Sono quasi 40 anni che fai musica con i più svariati progetti. Pensi che la musica sia terapeutica per te? Dove trovi le energie e la giusta ispirazione per continuare a comporre dopo tutto questo tempo?
“Naturalmente ci sono giorni migliori e giorni meno buoni quando si tratta di fare musica, ma credo che per me la forza motrice sia il    reale amore verso le canzoni, ma la cosa più importante è che non mi sento arrivato ma sto ancora imparando molto riguardo alla composizione. Sai, sono una persona che impara lentamente. Mi ci vuole molto tempo per imparare e penso che sia interessante farlo senza porsi limiti di stile. Voglio dire, mi piacciono diversi generi di musica, ma i tipi di musica che mi piacciono non girano attorno a un milione di accordi diversi, alla fine sono sempre quelli, quindi fare cose interessanti e soprattutto differenti con un numero limitato di accordi è davvero interessante. Penso che per arrivare a qualcosa che voglio dire, non sia necessario essere originale, non lo sono mai stato, mi interessa fare qualcosa che penso suoni bene; e sai, è stata una piccola fortuna che forse ci sia qualche persona là fuori che pensa che la mia musica sia buona, sai, e che è una specie di benedizione. Poi ho scritto alcune canzoni buone e altre meno buone, ma questo non è importante, la cosa che realmente importa è farlo”.

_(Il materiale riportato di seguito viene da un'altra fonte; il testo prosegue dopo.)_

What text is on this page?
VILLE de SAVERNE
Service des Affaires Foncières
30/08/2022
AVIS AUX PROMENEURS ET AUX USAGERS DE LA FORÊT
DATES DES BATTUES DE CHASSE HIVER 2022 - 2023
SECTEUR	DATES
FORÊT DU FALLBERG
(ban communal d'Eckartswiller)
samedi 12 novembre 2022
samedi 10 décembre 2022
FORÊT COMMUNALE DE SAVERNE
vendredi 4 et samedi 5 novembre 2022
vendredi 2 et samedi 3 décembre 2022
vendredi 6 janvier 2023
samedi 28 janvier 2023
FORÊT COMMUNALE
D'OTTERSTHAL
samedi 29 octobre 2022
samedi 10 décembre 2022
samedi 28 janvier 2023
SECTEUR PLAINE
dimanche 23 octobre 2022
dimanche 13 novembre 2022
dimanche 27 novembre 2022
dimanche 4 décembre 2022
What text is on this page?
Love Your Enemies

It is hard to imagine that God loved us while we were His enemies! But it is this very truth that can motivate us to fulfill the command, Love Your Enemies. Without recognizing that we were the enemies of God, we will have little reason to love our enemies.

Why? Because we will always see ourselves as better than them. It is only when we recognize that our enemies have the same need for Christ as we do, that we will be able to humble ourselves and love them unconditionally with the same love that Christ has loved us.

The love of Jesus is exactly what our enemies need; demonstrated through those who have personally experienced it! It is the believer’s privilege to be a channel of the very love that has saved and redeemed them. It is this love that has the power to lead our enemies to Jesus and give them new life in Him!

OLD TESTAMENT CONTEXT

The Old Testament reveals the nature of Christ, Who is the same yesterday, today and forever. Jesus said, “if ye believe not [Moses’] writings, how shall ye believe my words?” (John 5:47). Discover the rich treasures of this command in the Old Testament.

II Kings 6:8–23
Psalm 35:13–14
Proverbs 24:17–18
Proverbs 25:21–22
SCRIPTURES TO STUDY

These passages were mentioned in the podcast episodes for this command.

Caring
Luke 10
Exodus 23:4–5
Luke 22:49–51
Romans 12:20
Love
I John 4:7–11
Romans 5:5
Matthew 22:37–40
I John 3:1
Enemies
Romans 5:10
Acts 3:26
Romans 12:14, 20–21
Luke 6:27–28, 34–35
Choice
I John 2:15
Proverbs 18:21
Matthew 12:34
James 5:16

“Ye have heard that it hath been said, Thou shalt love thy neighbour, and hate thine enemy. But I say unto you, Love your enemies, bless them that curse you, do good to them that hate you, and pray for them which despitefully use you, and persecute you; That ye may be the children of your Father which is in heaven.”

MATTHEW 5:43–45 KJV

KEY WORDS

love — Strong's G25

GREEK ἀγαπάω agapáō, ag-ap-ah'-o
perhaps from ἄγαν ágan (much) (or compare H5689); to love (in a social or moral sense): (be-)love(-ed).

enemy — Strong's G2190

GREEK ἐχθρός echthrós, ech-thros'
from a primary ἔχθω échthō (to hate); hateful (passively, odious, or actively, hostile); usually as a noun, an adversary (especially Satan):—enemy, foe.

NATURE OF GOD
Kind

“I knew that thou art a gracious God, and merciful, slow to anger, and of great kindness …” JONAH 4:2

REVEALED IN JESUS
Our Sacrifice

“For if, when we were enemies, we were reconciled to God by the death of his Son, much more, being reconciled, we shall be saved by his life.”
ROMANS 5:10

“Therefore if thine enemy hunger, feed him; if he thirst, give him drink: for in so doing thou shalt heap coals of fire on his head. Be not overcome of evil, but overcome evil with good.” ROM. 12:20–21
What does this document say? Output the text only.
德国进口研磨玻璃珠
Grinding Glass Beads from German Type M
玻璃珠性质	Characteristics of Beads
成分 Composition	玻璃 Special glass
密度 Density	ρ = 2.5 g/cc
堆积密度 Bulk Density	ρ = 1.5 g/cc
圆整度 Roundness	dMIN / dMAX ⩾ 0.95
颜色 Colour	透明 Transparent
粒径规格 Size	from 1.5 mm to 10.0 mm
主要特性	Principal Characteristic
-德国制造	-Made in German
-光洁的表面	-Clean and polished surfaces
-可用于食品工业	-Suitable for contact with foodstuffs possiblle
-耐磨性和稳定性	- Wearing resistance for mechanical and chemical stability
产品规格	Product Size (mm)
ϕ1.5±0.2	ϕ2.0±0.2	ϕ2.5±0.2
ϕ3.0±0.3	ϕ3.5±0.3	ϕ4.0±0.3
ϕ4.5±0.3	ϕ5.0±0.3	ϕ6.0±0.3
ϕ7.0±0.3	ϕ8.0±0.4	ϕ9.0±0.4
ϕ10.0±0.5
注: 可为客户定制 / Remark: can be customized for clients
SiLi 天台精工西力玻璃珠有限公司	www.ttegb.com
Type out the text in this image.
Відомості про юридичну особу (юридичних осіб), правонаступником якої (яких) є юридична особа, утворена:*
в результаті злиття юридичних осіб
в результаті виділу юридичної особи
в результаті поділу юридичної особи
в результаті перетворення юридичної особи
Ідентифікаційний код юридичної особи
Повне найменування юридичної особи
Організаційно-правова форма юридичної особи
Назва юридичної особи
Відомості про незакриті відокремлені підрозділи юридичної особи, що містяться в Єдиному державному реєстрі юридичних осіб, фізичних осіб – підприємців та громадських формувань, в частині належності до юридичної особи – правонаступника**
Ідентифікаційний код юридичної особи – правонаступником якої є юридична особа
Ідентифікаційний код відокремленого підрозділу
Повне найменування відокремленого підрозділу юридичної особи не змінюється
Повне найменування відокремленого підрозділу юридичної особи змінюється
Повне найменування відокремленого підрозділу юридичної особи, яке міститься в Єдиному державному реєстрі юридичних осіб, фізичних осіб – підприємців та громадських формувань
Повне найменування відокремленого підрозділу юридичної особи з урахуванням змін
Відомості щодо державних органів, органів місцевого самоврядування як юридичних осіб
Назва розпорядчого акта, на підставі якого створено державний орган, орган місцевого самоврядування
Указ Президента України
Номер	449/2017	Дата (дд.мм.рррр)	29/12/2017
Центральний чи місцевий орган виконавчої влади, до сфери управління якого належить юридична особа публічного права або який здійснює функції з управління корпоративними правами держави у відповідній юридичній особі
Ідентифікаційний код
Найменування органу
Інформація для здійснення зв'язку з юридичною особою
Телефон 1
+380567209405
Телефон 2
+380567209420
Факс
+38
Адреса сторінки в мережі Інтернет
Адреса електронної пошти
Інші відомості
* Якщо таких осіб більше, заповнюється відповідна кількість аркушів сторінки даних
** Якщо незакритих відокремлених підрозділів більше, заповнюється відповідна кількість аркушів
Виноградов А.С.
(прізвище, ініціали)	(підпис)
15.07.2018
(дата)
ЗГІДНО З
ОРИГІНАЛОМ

Affermi di stare ancora imparando, ed è strano se penso che hai registrato tonnellate di musica e suonato in tutto il mondo con nomi grandi come Kiss, Deep Purple, Foo Fighters…
“E’ strano ma è così che si impara, per tentativi ed errori. E a me poi piace imparare. Voglio dire, se sento qualcosa che mi piace voglio sapere come è stato fatto… questo mi incuriosisce, mi interessa. E’ per questo che ho iniziato ad avere un mio studio, per poter imparare come si fa a far suonare quel rullante in quel modo preciso, è una cosa molto da nerd, me ne rendo conto. Quando ho fatto il primo degli Hellacopters non sapevo cantare e non sapevo come farlo. Non è come per le altre band dove canti da dieci anni e poi vai a incidere il primo disco… Se ascolti la nostra discografia puoi sentire l’intero processo di apprendimento ma non è stata una cosa ‘studiata’. Io non sono molto bravo ad esercitarmi, lo trovo noioso. Preferisco imparare scrivendo canzoni piuttosto che provare e riprovare le scale, non è una cosa troppo attraente per me”.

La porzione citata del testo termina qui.